Macquarie University’s engineering school has warned that the wireless technology industry could soon face a crisis without new approaches to regulating radio spectrum.
The university told iTnews it was working on establishing a centre of excellence to tackle important questions around managing the resource, which is worth billions to industry, as it warned of an impending spectrum crunch.
CSIRO-Macquarie University wireless communications chair Professor Stephen Hanly said the centre of excellence was seeking to work with regulators like the Australian Communications and Media Authority (ACMA) to tackle the problem.
Hanly pointed out that demand for mobile data was currently doubling every 18 months, and recent research had valued the world’s spectrum at $US177 billion over the next 15 years.
“There’s not enough spectrum for all future applications. That’s really what’s driving the concept of the centre. To meet future demand we must overcome current inefficient use of licensed spectrum and unlock new spectrum,” Hanly said.

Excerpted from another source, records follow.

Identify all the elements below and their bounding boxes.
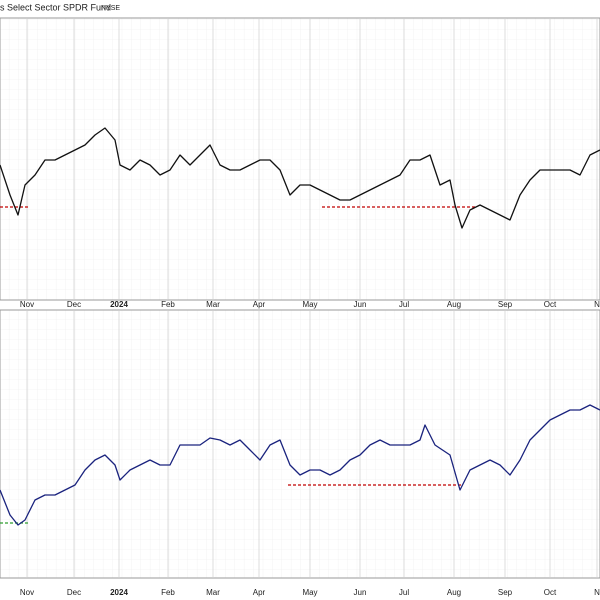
price-line [0,404,600,526]
x-tick-label: Dec [67,588,81,597]
x-tick-label: Dec [67,300,81,309]
x-tick-label: Sep [498,300,513,309]
x-tick-label: Apr [253,300,266,309]
x-tick-label: Jul [399,588,409,597]
x-tick-label: Aug [447,588,461,597]
x-tick-label: Mar [206,300,220,309]
x-tick-label: Aug [447,300,461,309]
x-tick-label: May [302,588,317,597]
x-tick-label: Oct [544,300,557,309]
x-tick-label: Oct [544,588,557,597]
x-tick-label: May [302,300,317,309]
x-tick-label: 2024 [110,300,128,309]
x-tick-label: Nov [20,300,34,309]
x-tick-label: Jun [354,300,367,309]
x-tick-label: N [594,588,600,597]
x-tick-label: 2024 [110,588,128,597]
panel-bottom [0,309,600,579]
x-tick-label: Sep [498,588,513,597]
panel-top [0,17,600,301]
x-tick-label: Feb [161,588,175,597]
chart-title: s Select Sector SPDR Fund [0,2,111,12]
x-tick-label: Jun [354,588,367,597]
x-tick-label: Mar [206,588,220,597]
x-tick-label: Nov [20,588,34,597]
x-tick-label: N [594,300,600,309]
x-tick-label: Jul [399,300,409,309]
x-tick-label: Apr [253,588,266,597]
exchange: NYSE [101,5,120,12]
price-line [0,127,600,229]
x-tick-label: Feb [161,300,175,309]
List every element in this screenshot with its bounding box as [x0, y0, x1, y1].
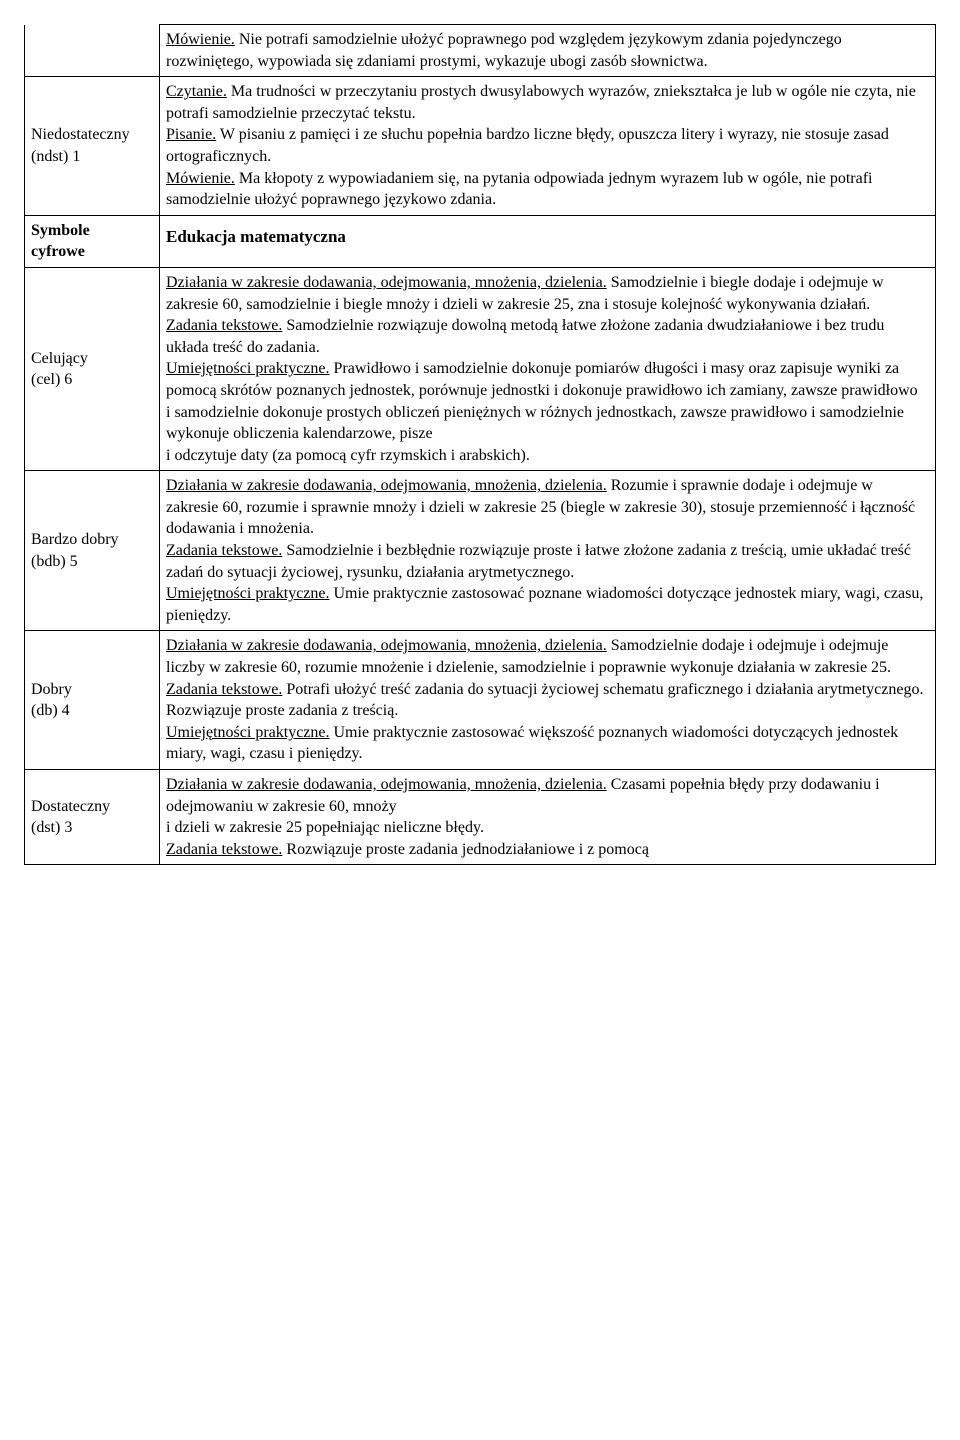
grade-line: Dobry: [31, 681, 72, 698]
text-segment: Ma trudności w przeczytaniu prostych dwu…: [166, 83, 916, 122]
description-cell: Działania w zakresie dodawania, odejmowa…: [160, 471, 936, 631]
grade-cell: Dostateczny (dst) 3: [25, 770, 160, 865]
text-segment: Zadania tekstowe.: [166, 841, 282, 858]
table-row: Dostateczny (dst) 3 Działania w zakresie d…: [25, 770, 936, 865]
text-segment: Edukacja matematyczna: [166, 227, 346, 246]
grade-cell: Bardzo dobry (bdb) 5: [25, 471, 160, 631]
text-segment: i dzieli w zakresie 25 popełniając nieli…: [166, 819, 484, 836]
grade-line: (bdb) 5: [31, 553, 78, 570]
text-segment: Działania w zakresie dodawania, odejmowa…: [166, 776, 607, 793]
grade-line: (ndst) 1: [31, 148, 80, 165]
grade-cell: [25, 25, 160, 77]
grade-line: (dst) 3: [31, 819, 72, 836]
grade-line: (db) 4: [31, 702, 70, 719]
text-segment: Działania w zakresie dodawania, odejmowa…: [166, 274, 607, 291]
assessment-table: Mówienie. Nie potrafi samodzielnie ułoży…: [24, 24, 936, 865]
description-cell: Działania w zakresie dodawania, odejmowa…: [160, 770, 936, 865]
text-segment: Nie potrafi samodzielnie ułożyć poprawne…: [166, 31, 842, 70]
text-segment: Umiejętności praktyczne.: [166, 585, 330, 602]
grade-line: Celujący: [31, 350, 88, 367]
text-segment: Mówienie.: [166, 170, 235, 187]
description-cell: Działania w zakresie dodawania, odejmowa…: [160, 267, 936, 470]
grade-cell: Celujący (cel) 6: [25, 267, 160, 470]
text-segment: i samodzielnie dokonuje prostych oblicze…: [166, 404, 904, 443]
text-segment: Umiejętności praktyczne.: [166, 724, 330, 741]
text-segment: Zadania tekstowe.: [166, 681, 282, 698]
text-segment: Umiejętności praktyczne.: [166, 360, 330, 377]
table-row: Celujący (cel) 6 Działania w zakresie doda…: [25, 267, 936, 470]
grade-cell: Dobry (db) 4: [25, 631, 160, 770]
table-row: Dobry (db) 4 Działania w zakresie dodawani…: [25, 631, 936, 770]
grade-line: cyfrowe: [31, 243, 85, 260]
text-segment: Zadania tekstowe.: [166, 317, 282, 334]
text-segment: Czytanie.: [166, 83, 227, 100]
grade-line: Dostateczny: [31, 798, 110, 815]
table-row: Bardzo dobry (bdb) 5 Działania w zakresie …: [25, 471, 936, 631]
description-cell: Mówienie. Nie potrafi samodzielnie ułoży…: [160, 25, 936, 77]
text-segment: Rozwiązuje proste zadania jednodziałanio…: [282, 841, 649, 858]
table-row: Symbole cyfrowe Edukacja matematyczna: [25, 215, 936, 267]
grade-line: (cel) 6: [31, 371, 72, 388]
description-cell: Działania w zakresie dodawania, odejmowa…: [160, 631, 936, 770]
text-segment: Pisanie.: [166, 126, 216, 143]
grade-line: Symbole: [31, 222, 90, 239]
text-segment: i odczytuje daty (za pomocą cyfr rzymski…: [166, 447, 530, 464]
description-cell: Edukacja matematyczna: [160, 215, 936, 267]
description-cell: Czytanie. Ma trudności w przeczytaniu pr…: [160, 77, 936, 216]
grade-cell: Symbole cyfrowe: [25, 215, 160, 267]
text-segment: Działania w zakresie dodawania, odejmowa…: [166, 477, 607, 494]
grade-line: Bardzo dobry: [31, 531, 119, 548]
table-row: Mówienie. Nie potrafi samodzielnie ułoży…: [25, 25, 936, 77]
text-segment: Ma kłopoty z wypowiadaniem się, na pytan…: [166, 170, 872, 209]
text-segment: Działania w zakresie dodawania, odejmowa…: [166, 637, 607, 654]
table-row: Niedostateczny (ndst) 1 Czytanie. Ma trudn…: [25, 77, 936, 216]
text-segment: Mówienie.: [166, 31, 235, 48]
text-segment: Zadania tekstowe.: [166, 542, 282, 559]
grade-line: Niedostateczny: [31, 126, 130, 143]
grade-cell: Niedostateczny (ndst) 1: [25, 77, 160, 216]
text-segment: W pisaniu z pamięci i ze słuchu popełnia…: [166, 126, 889, 165]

Shared spectrum such as wi-fi would suffer the most and become what Hanly described as a modern day example of the “tragedy of the commons”.
Smaller commercial operators unable to afford private spectrum would deplete the shared resource, he warned.
“People who use wi-fi and find there’s no coverage because of interference will know what we’re talking about,” Hanly said.
The university is proposing to reform current spectrum regulation by giving economists a larger role in setting policy.
While telecommunications regulations bodies around the world currently use economists to set auction prices and value spectrum based on its commercial utility, Macquarie’s approach would also see spectrum evaluated for its social benefits.
“That’s the really exciting aspect - bringing engineering and wireless economics together,” Hanly said.
“We’re looking out further into the future than what is normally done in those organisations on a seven-year time frame and see what, with state-of-the-art technologies, would be possible under different regulatory regimes and at the same time what they would allow in terms of developing those technologies.
“As a research organisation we could take a longer view than they can take as bodies that have to deal with day-to-day issues of spectrum management."
A middle ground
Hanly said the current approach to spectrum regulation sat at two extremes: commercial auctions on one end and public park on the other.
He said there was room for a middle ground where spectrum with a commercial value may be able to be shared but monetised based on quality of service rather than absolute ownership.
That could lead to the creation of new kinds of auctions.
The university is examining number of private and public funding channels, including Optus and other major carriers.
It is also prepared to provide a portion of the funding depending on the level of in-kind support it can get from backers.
The university has approached the federal Department of Communications on the issue, which Hanly described as “supportive” of its aims.